Civil Rights leader Rev. Al Sharpton was prepared to go to war on the campaign:

"The billboard was offensive, especially during Black History Month, and I had intended to hold a press conference Friday in front of the billboard to protest the message of racial profiling and against a woman"s right to choose," Sharpton said Thursday.

This is a victory for the pro-choice movement, albeit a measured one. The poisonous rhetoric polluting these campaigns is where the problems lies, not with the underlying message itself. I don't believe that pro-birth advocates are even aware of what that billboard message conveys or how it subliminally reflects society's low opinion of African-American women.

If you really want to have a relevant conversation, let's discuss the hypocrisy of conservatives donating to these organizations, while simultaneously advocating for severe cuts in social programs and maintaining a strong opposition to improving health care for low-income families.

Let's talk about the refusal to see women, of any color, as the only ones who control their bodies, demonstrating that misogyny is alive and well.

I abhor the history of Planned Parenthood, and as such, would never utilize their services for even so much as a pap smear; however, they do serve a purpose.
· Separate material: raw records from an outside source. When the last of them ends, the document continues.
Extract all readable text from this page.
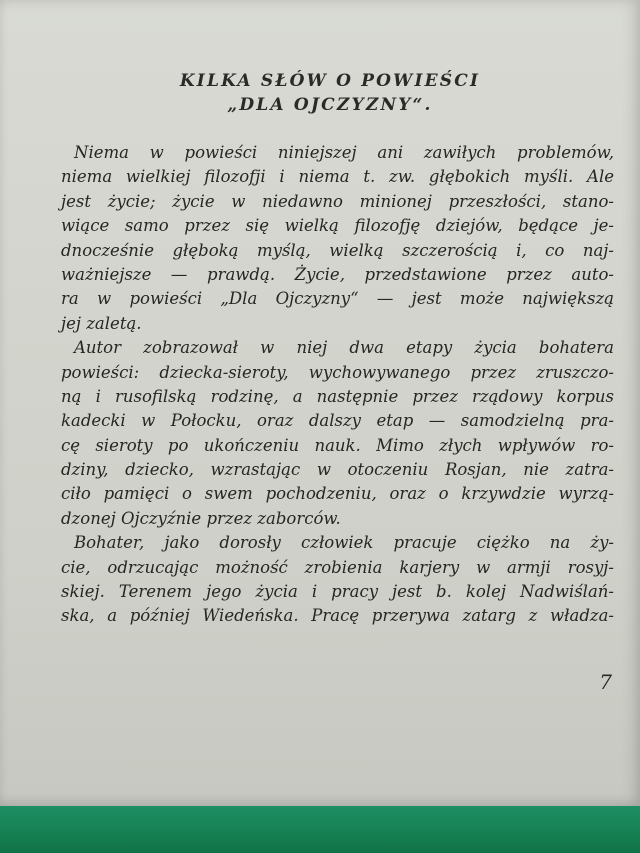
KILKA SŁÓW O POWIEŚCI
„DLA OJCZYZNY“.
Niema w powieści niniejszej ani zawiłych problemów,
niema wielkiej filozofji i niema t. zw. głębokich myśli. Ale
jest życie; życie w niedawno minionej przeszłości, stano-
wiące samo przez się wielką filozofję dziejów, będące je-
dnocześnie głęboką myślą, wielką szczerością i, co naj-
ważniejsze — prawdą. Życie, przedstawione przez auto-
ra w powieści „Dla Ojczyzny“ — jest może największą
jej zaletą.
Autor zobrazował w niej dwa etapy życia bohatera
powieści: dziecka-sieroty, wychowywanego przez zruszczo-
ną i rusofilską rodzinę, a następnie przez rządowy korpus
kadecki w Połocku, oraz dalszy etap — samodzielną pra-
cę sieroty po ukończeniu nauk. Mimo złych wpływów ro-
dziny, dziecko, wzrastając w otoczeniu Rosjan, nie zatra-
ciło pamięci o swem pochodzeniu, oraz o krzywdzie wyrzą-
dzonej Ojczyźnie przez zaborców.
Bohater, jako dorosły człowiek pracuje ciężko na ży-
cie, odrzucając możność zrobienia karjery w armji rosyj-
skiej. Terenem jego życia i pracy jest b. kolej Nadwiślań-
ska, a później Wiedeńska. Pracę przerywa zatarg z władza-
7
Eighty-two percent of their clients receive services to prevent pregnancy, not terminate them.

That is a fact that many "pro-life" organizations like to brush over as they target the reproductive rights of African-American women.

If pro-life groups are genuinely concerned with the well-being of African-American children, the key lies in first being concerned with the mental, physical, emotional and societal health of their parents.

The problem has never been about empowering women with choices, but attempting to shame them in to one.